I've been testing the vector autoregressive coefficient estimation vgxvarx in Matlab's Econometrics toolbox. Once the coefficients are determined, vgxdisp gives you the choice of showing the standard errors estimated according to maximum likelihood or minimum bias. The only difference between the two is normalization by number of observations versus degrees of freedom, respectively. Since both are constant, you should be able to verify the 2 sets of standard errors by converting from one to the other. Just unnormalize by one constant and renormalize by the other.

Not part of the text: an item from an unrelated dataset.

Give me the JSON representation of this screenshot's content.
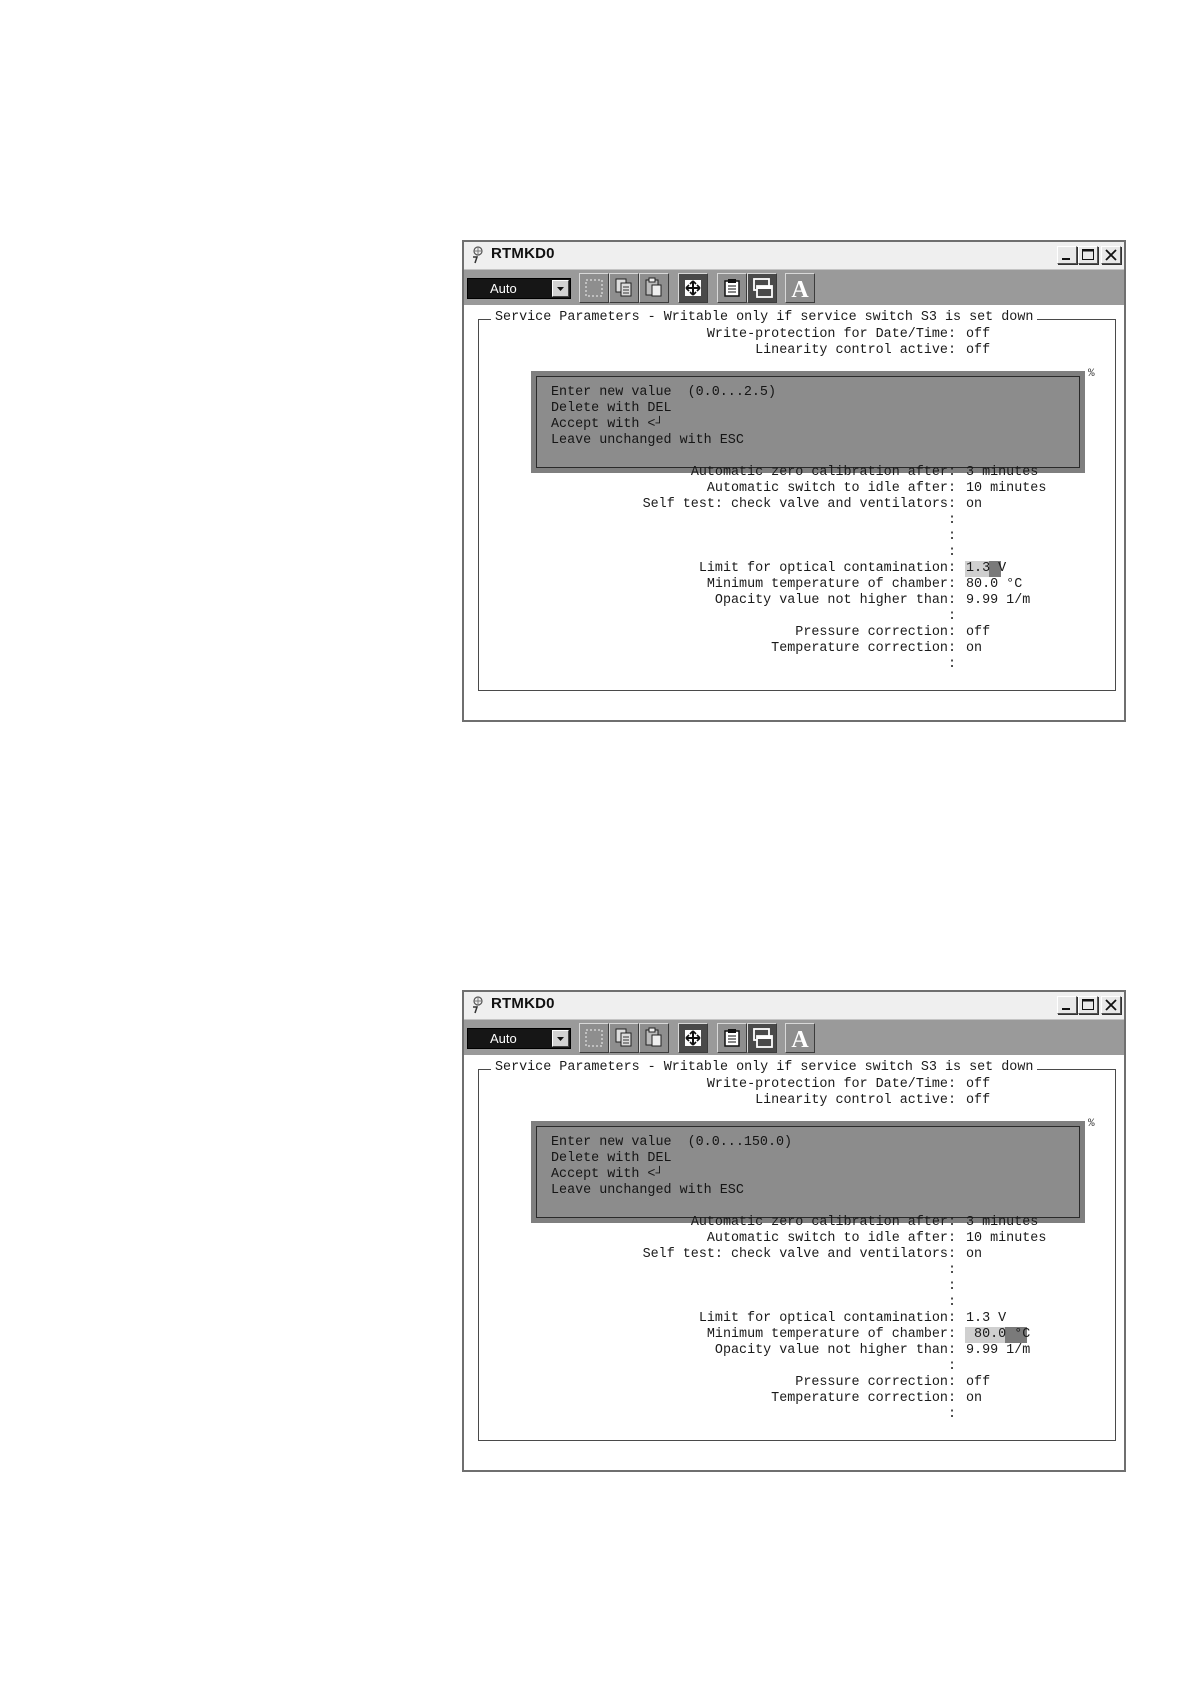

I tried this and found that the minimum bias estimate of standard error seems to be off by one in the degrees of freedom. In the script below, I use vgxvarx to calculate VAR model coefficients and then request maximum likelihood and minimum bias estimates of their standard errors from vgxdisp (DoFAdj=false and true, respectively). To validate the two, I then convert the standard errors from ML to min bias by unnormalizing by the number of observations (nPoints) and renormalizing by degrees of freedom LESS ONE (found by trial and error). These scalings have to be square-rooted because they apply to variance and we're comparing standard errors.
I'm wondering if anyone can point out whether I am missing something basic that explains this mystery degree of freedom?
I've originally posted this to usenet. Here is a modification of the original code that natively sets the data so that it doesn't need to be obtained from http://www.econ.uiuc.edu/~econ472/eggs.txt.
clear variables
fnameDiary = [mfilename '.out.txt'];
if logical(exist(fnameDiary,'file'))
diary off
delete(fnameDiary)
end % if
diary(fnameDiary) % Also turns on diary
CovarType='full' % 'full'
nMaxLag=3
clf
tbChicEgg=table([
1930 1931 1932 1933 1934 1935 1936 1937 1938 1939 1940 1941 ...
1942 1943 1944 1945 1946 1947 1948 1949 1950 1951 1952 1953 ...
1954 1955 1956 1957 1958 1959 1960 1961 1962 1963 1964 1965 ...
1966 1967 1968 1969 1970 1971 1972 1973 1974 1975 1976 1977 ...
1978 1979 1980 1981 1982 1983 1984 1985 1986 1987 1988 1989 ...
1990 1991 1992 1993 1994 1995 1996 1997 1998 1999 2000 2001 ...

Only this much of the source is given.